I do not use chemicals to control diseases and pests in my garden. Sometimes this approach can be frustrating, but there are some tactics that can lead to more success. A garden free of chemical fertilizers, fungicides, and pesticides is the safest, most responsible way to garden. Following are a few steps to help you be successful. Although any organic methods can be applied to the permanent parts of your landscape, for the purposes of this article, I am discussing growing annuals in vegetable and flower garden beds.

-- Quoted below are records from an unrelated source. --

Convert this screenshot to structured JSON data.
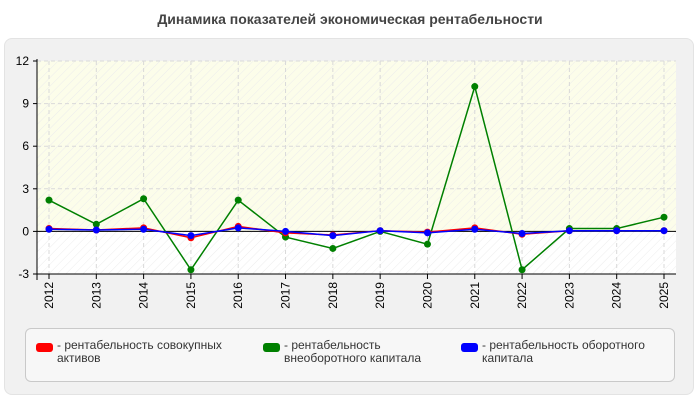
{
  "title": "Динамика показателей экономическая рентабельности",
  "chart_data": {
    "type": "line",
    "categories": [
      "2012",
      "2013",
      "2014",
      "2015",
      "2016",
      "2017",
      "2018",
      "2019",
      "2020",
      "2021",
      "2022",
      "2023",
      "2024",
      "2025"
    ],
    "ylim": [
      -3,
      12
    ],
    "yticks": [
      -3,
      0,
      3,
      6,
      9,
      12
    ],
    "grid": true,
    "legend_position": "bottom",
    "series": [
      {
        "name": "- рентабельность совокупных активов",
        "color": "#ff0000",
        "values": [
          0.2,
          0.1,
          0.25,
          -0.45,
          0.35,
          -0.1,
          -0.25,
          0.05,
          -0.05,
          0.25,
          -0.2,
          0.05,
          0.05,
          0.05
        ]
      },
      {
        "name": "- рентабельность внеоборотного капитала",
        "color": "#008000",
        "values": [
          2.2,
          0.5,
          2.3,
          -2.7,
          2.2,
          -0.4,
          -1.2,
          0.0,
          -0.9,
          10.2,
          -2.7,
          0.2,
          0.2,
          1.0
        ]
      },
      {
        "name": "- рентабельность оборотного капитала",
        "color": "#0000ff",
        "values": [
          0.15,
          0.1,
          0.15,
          -0.3,
          0.25,
          0.0,
          -0.3,
          0.05,
          -0.1,
          0.15,
          -0.15,
          0.05,
          0.05,
          0.05
        ]
      }
    ]
  }
}
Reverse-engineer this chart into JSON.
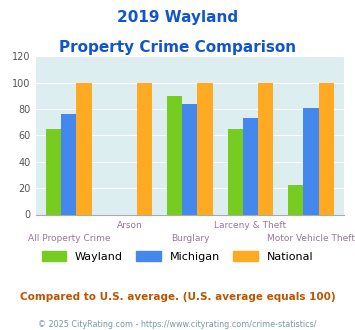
{
  "title_line1": "2019 Wayland",
  "title_line2": "Property Crime Comparison",
  "categories": [
    "All Property Crime",
    "Arson",
    "Burglary",
    "Larceny & Theft",
    "Motor Vehicle Theft"
  ],
  "wayland": [
    65,
    0,
    90,
    65,
    22
  ],
  "michigan": [
    76,
    0,
    84,
    73,
    81
  ],
  "national": [
    100,
    100,
    100,
    100,
    100
  ],
  "colors": {
    "wayland": "#77cc22",
    "michigan": "#4488ee",
    "national": "#ffaa22"
  },
  "ylim": [
    0,
    120
  ],
  "yticks": [
    0,
    20,
    40,
    60,
    80,
    100,
    120
  ],
  "plot_bg": "#ddeef0",
  "title_color": "#1155cc",
  "label_color": "#997799",
  "footer_text": "Compared to U.S. average. (U.S. average equals 100)",
  "copyright_text": "© 2025 CityRating.com - https://www.cityrating.com/crime-statistics/",
  "footer_color": "#bb5500",
  "copyright_color": "#7799aa",
  "bar_width": 0.25
}
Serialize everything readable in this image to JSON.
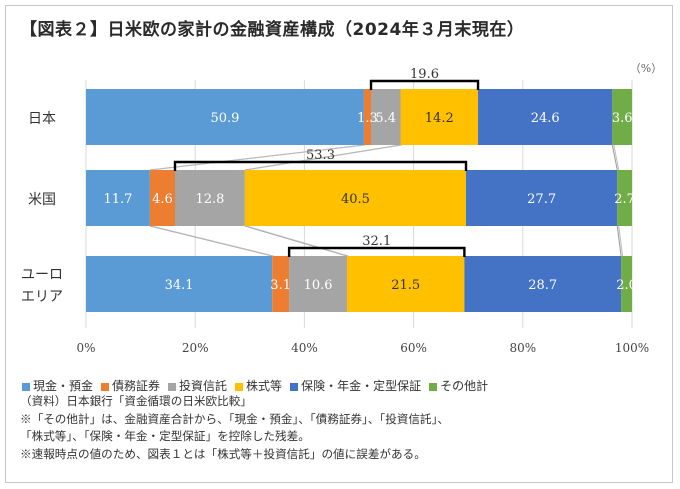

A healthy plant that resists disease and insects requires a steady supply of the proper nutrients. This first step, gardening without chemical fertilizers, is easy. I use compost and green cover crops to keep my soil healthy. When I do fertilize specific plants, I use both organic meals that I mix into the soil around each plant, and liquids that I mix into a sprayer and apply to the foliage. Although many people point out that chemicals such as the well known poisonous blue granules cost less to use, the hidden costs are very high. The Organic Trade Association details many of these hidden costs on their web site. In additions, numerous studies have shown that the correct use of organic fertilizers can provide a better gardening result.
The number one thing I do to avoid pesticides and fungicides is to cultivate healthy soil so my flowers and vegetables have a vigorous root system capable of taking up the nutrients they need. Most of my plants require nothing further except water, getting all they need from the healthy soil. When I do supplement some of my tomatoes, peppers or eggplant, I do as I described above.
Certain pests and diseases can be difficult to prevent but over the years, I have learned to anticipate which plants may have problems. For example, in our area, tomatoes are susceptible to blight and fungus diseases. I do try to choose resistant varieties, but that is not a sure solution. Although there are some organic products that help a bit, the only other preventative options are nasty chemicals that I am unwilling to use. So, what I do is plant twice as many tomato plants as I think I will need. When it becomes evident that a particular plant is going to succumb to disease, I uproot and dispose of it. I then use the empty space to grow something fast like lettuce that does not get the tomato diseases. Most years I only lose a few plants, but some years I lose as many as 1/3 of my tomatoes. Still, I always end up with more than I can use.
A pest that causes a problem in my garden is the squash bug. Although many sites state that there are no effective organic controls for adult squash bugs, I attack them with a weak soap solution when the pumpkin and squash plants are young to keep the population in check. Bugs that are directly hit with the soap do eventually die. As the vines grow large and start to sprawl, it becomes impossible to get every bug with a dose of soapy water. At that point, I look for the colonies they tend to gather in and spray those. Like the tomatoes, I also plant a few more vines than I think I will need. A few pumpkin vines may succumb, but I always end up with plenty of jack-o’-lanterns on Halloween.
In summary, if you cultivate healthy soil, are particularly vigilant when your plants are young, make good use of the organic controls that are available, and plant a bit more of the varieties that have problems in your area, you can grow all the vegetables and flowers you want without resorting to the use of chemicals.